The modification from September 2019. It tightened the limits even stronger.
First introduced provisionally, then the EU enacted the current version. The provisional Euro 6D stipulates how emissions tests are to be carried out.
So far, the European Commission has not announced when it is going to introduce further limits. However, there are many indications that lowering emissions may be truly problematic or impossible without the extensive introduction of electric cars, while minor differences will not make a real change. The EURO 7 standard, which has been announced for some time already, has terrified the automotive industry. And in fact, if the regulation would be introduced in the announced form, it would cause solid problems to the manufacturers. The warnings of the perspective of the end of the combustion engines are also not groundless. And although the principles of EURO 7 are still unknown, according to the latest reports, it brings good news. The introduction of the EURO 7 standard would mean the tightening of the criteria, but it wouldn’t mean the introduction of unattainable limits. The end of the combustion engines era is still in front of us – similarly to the specific information concerning how strict the new standard is going to be. The final establishments are to be revealed until July 2022.
How do I check a car’s Euro emissions standard?
Technically, there must be information about the standards in the vehicle card or registration certificate. However, if you want to know whether your car meets the limits set by the European Commission, it is worth going for a diagnostic test. It is particularly vital if you are importing a vehicle from abroad. The test is referred to as NEDC and precisely measures emissions. At the same time, it is worth noting that prices can be high.
Testing emissions at the service station
The introduction of mandatory testing at service stations during inspections has been announced for some years now. It is primarily supposed to prevent the removal of particulate filters from and deactivation of EGR valves in vehicles. Although these procedures are illegal and harmful, they remain utterly unpunished as diagnostic stations seldom check emissions. However, it can be done using an opacimeter. Yet, that is not a test that can reliably check all the values, as it is more of an optical test than a quantitative and qualitative assessment.

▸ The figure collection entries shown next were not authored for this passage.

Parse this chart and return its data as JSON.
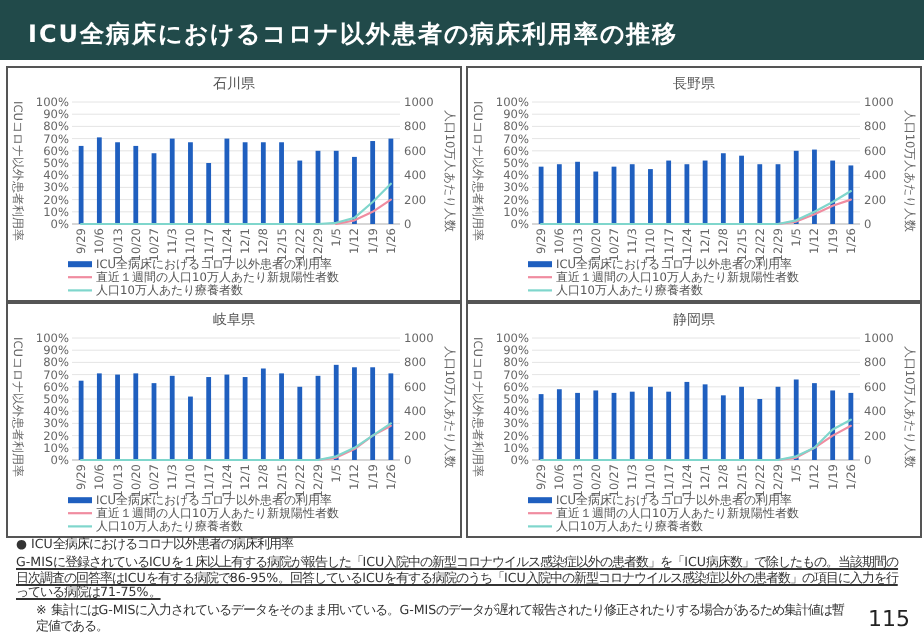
{
  "chart_data": [
    {
      "type": "bar",
      "title": "石川県",
      "annotations": [
        "ICU全病床におけるコロナ以外患者の病床利用率の推移"
      ],
      "ylabel": "ICUコロナ以外患者利用率",
      "y2label": "人口10万人あたり人数",
      "categories": [
        "9/29",
        "10/6",
        "10/13",
        "10/20",
        "10/27",
        "11/3",
        "11/10",
        "11/17",
        "11/24",
        "12/1",
        "12/8",
        "12/15",
        "12/22",
        "12/29",
        "1/5",
        "1/12",
        "1/19",
        "1/26"
      ],
      "ylim": [
        0,
        100
      ],
      "yticks": [
        {
          "value": 0,
          "label": "0%"
        },
        {
          "value": 10,
          "label": "10%"
        },
        {
          "value": 20,
          "label": "20%"
        },
        {
          "value": 30,
          "label": "30%"
        },
        {
          "value": 40,
          "label": "40%"
        },
        {
          "value": 50,
          "label": "50%"
        },
        {
          "value": 60,
          "label": "60%"
        },
        {
          "value": 70,
          "label": "70%"
        },
        {
          "value": 80,
          "label": "80%"
        },
        {
          "value": 90,
          "label": "90%"
        },
        {
          "value": 100,
          "label": "100%"
        }
      ],
      "y2lim": [
        0,
        1000
      ],
      "y2ticks": [
        0,
        200,
        400,
        600,
        800,
        1000
      ],
      "grid": "y",
      "legend": "bottom",
      "series": [
        {
          "name": "ICU全病床におけるコロナ以外患者の利用率",
          "color": "#1f5fbf",
          "values": [
            64,
            71,
            67,
            64,
            58,
            70,
            67,
            50,
            70,
            67,
            67,
            67,
            52,
            60,
            60,
            55,
            68,
            70
          ]
        },
        {
          "name": "直近１週間の人口10万人あたり新規陽性者数",
          "type": "line",
          "axis": "y2",
          "color": "#f08ca0",
          "values": [
            null,
            null,
            null,
            null,
            null,
            null,
            null,
            null,
            null,
            null,
            null,
            null,
            null,
            null,
            0,
            30,
            100,
            200
          ]
        },
        {
          "name": "人口10万人あたり療養者数",
          "type": "line",
          "axis": "y2",
          "color": "#7fd6cc",
          "values": [
            0,
            0,
            0,
            0,
            0,
            0,
            0,
            0,
            0,
            0,
            0,
            0,
            0,
            0,
            10,
            50,
            180,
            330
          ]
        }
      ]
    },
    {
      "type": "bar",
      "title": "長野県",
      "ylabel": "ICUコロナ以外患者利用率",
      "y2label": "人口10万人あたり人数",
      "categories": [
        "9/29",
        "10/6",
        "10/13",
        "10/20",
        "10/27",
        "11/3",
        "11/10",
        "11/17",
        "11/24",
        "12/1",
        "12/8",
        "12/15",
        "12/22",
        "12/29",
        "1/5",
        "1/12",
        "1/19",
        "1/26"
      ],
      "ylim": [
        0,
        100
      ],
      "yticks": [
        {
          "value": 0,
          "label": "0%"
        },
        {
          "value": 10,
          "label": "10%"
        },
        {
          "value": 20,
          "label": "20%"
        },
        {
          "value": 30,
          "label": "30%"
        },
        {
          "value": 40,
          "label": "40%"
        },
        {
          "value": 50,
          "label": "50%"
        },
        {
          "value": 60,
          "label": "60%"
        },
        {
          "value": 70,
          "label": "70%"
        },
        {
          "value": 80,
          "label": "80%"
        },
        {
          "value": 90,
          "label": "90%"
        },
        {
          "value": 100,
          "label": "100%"
        }
      ],
      "y2lim": [
        0,
        1000
      ],
      "y2ticks": [
        0,
        200,
        400,
        600,
        800,
        1000
      ],
      "grid": "y",
      "legend": "bottom",
      "series": [
        {
          "name": "ICU全病床におけるコロナ以外患者の利用率",
          "color": "#1f5fbf",
          "values": [
            47,
            49,
            51,
            43,
            47,
            49,
            45,
            52,
            49,
            52,
            58,
            56,
            49,
            49,
            60,
            61,
            52,
            48
          ]
        },
        {
          "name": "直近１週間の人口10万人あたり新規陽性者数",
          "type": "line",
          "axis": "y2",
          "color": "#f08ca0",
          "values": [
            null,
            null,
            null,
            null,
            null,
            null,
            null,
            null,
            null,
            null,
            null,
            null,
            null,
            0,
            20,
            80,
            150,
            200
          ]
        },
        {
          "name": "人口10万人あたり療養者数",
          "type": "line",
          "axis": "y2",
          "color": "#7fd6cc",
          "values": [
            0,
            0,
            0,
            0,
            0,
            0,
            0,
            0,
            0,
            0,
            0,
            0,
            0,
            0,
            30,
            100,
            180,
            270
          ]
        }
      ]
    },
    {
      "type": "bar",
      "title": "岐阜県",
      "ylabel": "ICUコロナ以外患者利用率",
      "y2label": "人口10万人あたり人数",
      "categories": [
        "9/29",
        "10/6",
        "10/13",
        "10/20",
        "10/27",
        "11/3",
        "11/10",
        "11/17",
        "11/24",
        "12/1",
        "12/8",
        "12/15",
        "12/22",
        "12/29",
        "1/5",
        "1/12",
        "1/19",
        "1/26"
      ],
      "ylim": [
        0,
        100
      ],
      "yticks": [
        {
          "value": 0,
          "label": "0%"
        },
        {
          "value": 10,
          "label": "10%"
        },
        {
          "value": 20,
          "label": "20%"
        },
        {
          "value": 30,
          "label": "30%"
        },
        {
          "value": 40,
          "label": "40%"
        },
        {
          "value": 50,
          "label": "50%"
        },
        {
          "value": 60,
          "label": "60%"
        },
        {
          "value": 70,
          "label": "70%"
        },
        {
          "value": 80,
          "label": "80%"
        },
        {
          "value": 90,
          "label": "90%"
        },
        {
          "value": 100,
          "label": "100%"
        }
      ],
      "y2lim": [
        0,
        1000
      ],
      "y2ticks": [
        0,
        200,
        400,
        600,
        800,
        1000
      ],
      "grid": "y",
      "legend": "bottom",
      "series": [
        {
          "name": "ICU全病床におけるコロナ以外患者の利用率",
          "color": "#1f5fbf",
          "values": [
            65,
            71,
            70,
            71,
            63,
            69,
            52,
            68,
            70,
            68,
            75,
            71,
            60,
            69,
            78,
            76,
            76,
            71
          ]
        },
        {
          "name": "直近１週間の人口10万人あたり新規陽性者数",
          "type": "line",
          "axis": "y2",
          "color": "#f08ca0",
          "values": [
            null,
            null,
            null,
            null,
            null,
            null,
            null,
            null,
            null,
            null,
            null,
            null,
            null,
            0,
            20,
            90,
            200,
            280
          ]
        },
        {
          "name": "人口10万人あたり療養者数",
          "type": "line",
          "axis": "y2",
          "color": "#7fd6cc",
          "values": [
            0,
            0,
            0,
            0,
            0,
            0,
            0,
            0,
            0,
            0,
            0,
            0,
            0,
            0,
            30,
            100,
            200,
            300
          ]
        }
      ]
    },
    {
      "type": "bar",
      "title": "静岡県",
      "annotations": [
        "● ICU全病床におけるコロナ以外患者の病床利用率",
        "G-MISに登録されているICUを１床以上有する病院が報告した「ICU入院中の新型コロナウイルス感染症以外の患者数」を「ICU病床数」で除したもの。当該期間の日次調査の回答率はICUを有する病院で86-95%。回答しているICUを有する病院のうち「ICU入院中の新型コロナウイルス感染症以外の患者数」の項目に入力を行っている病院は71-75%。",
        "※ 集計にはG-MISに入力されているデータをそのまま用いている。G-MISのデータが遅れて報告されたり修正されたりする場合があるため集計値は暫定値である。",
        "115"
      ],
      "ylabel": "ICUコロナ以外患者利用率",
      "y2label": "人口10万人あたり人数",
      "categories": [
        "9/29",
        "10/6",
        "10/13",
        "10/20",
        "10/27",
        "11/3",
        "11/10",
        "11/17",
        "11/24",
        "12/1",
        "12/8",
        "12/15",
        "12/22",
        "12/29",
        "1/5",
        "1/12",
        "1/19",
        "1/26"
      ],
      "ylim": [
        0,
        100
      ],
      "yticks": [
        {
          "value": 0,
          "label": "0%"
        },
        {
          "value": 10,
          "label": "10%"
        },
        {
          "value": 20,
          "label": "20%"
        },
        {
          "value": 30,
          "label": "30%"
        },
        {
          "value": 40,
          "label": "40%"
        },
        {
          "value": 50,
          "label": "50%"
        },
        {
          "value": 60,
          "label": "60%"
        },
        {
          "value": 70,
          "label": "70%"
        },
        {
          "value": 80,
          "label": "80%"
        },
        {
          "value": 90,
          "label": "90%"
        },
        {
          "value": 100,
          "label": "100%"
        }
      ],
      "y2lim": [
        0,
        1000
      ],
      "y2ticks": [
        0,
        200,
        400,
        600,
        800,
        1000
      ],
      "grid": "y",
      "legend": "bottom",
      "series": [
        {
          "name": "ICU全病床におけるコロナ以外患者の利用率",
          "color": "#1f5fbf",
          "values": [
            54,
            58,
            55,
            57,
            55,
            56,
            60,
            56,
            64,
            62,
            53,
            60,
            50,
            60,
            66,
            63,
            57,
            55
          ]
        },
        {
          "name": "直近１週間の人口10万人あたり新規陽性者数",
          "type": "line",
          "axis": "y2",
          "color": "#f08ca0",
          "values": [
            null,
            null,
            null,
            null,
            null,
            null,
            null,
            null,
            null,
            null,
            null,
            null,
            null,
            0,
            20,
            100,
            200,
            280
          ]
        },
        {
          "name": "人口10万人あたり療養者数",
          "type": "line",
          "axis": "y2",
          "color": "#7fd6cc",
          "values": [
            0,
            0,
            0,
            0,
            0,
            0,
            0,
            0,
            0,
            0,
            0,
            0,
            0,
            0,
            30,
            100,
            250,
            330
          ]
        }
      ]
    }
  ]
}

The absence of the particulate filter can be seen, but only if there are clear signs of interference, for a standard pipe inserted in this area. At this point, the central unit can be programmed not to show the absence of the filter. However, the Dieselgate affair of a few years ago demonstrates the need for advanced diagnostic testing during inspections. Therefore, such an amendment should be expected in the not too distant future. Of course, it will require considerable financial outlays from the state budget, but such costs are worth bearing for the environment’s sake.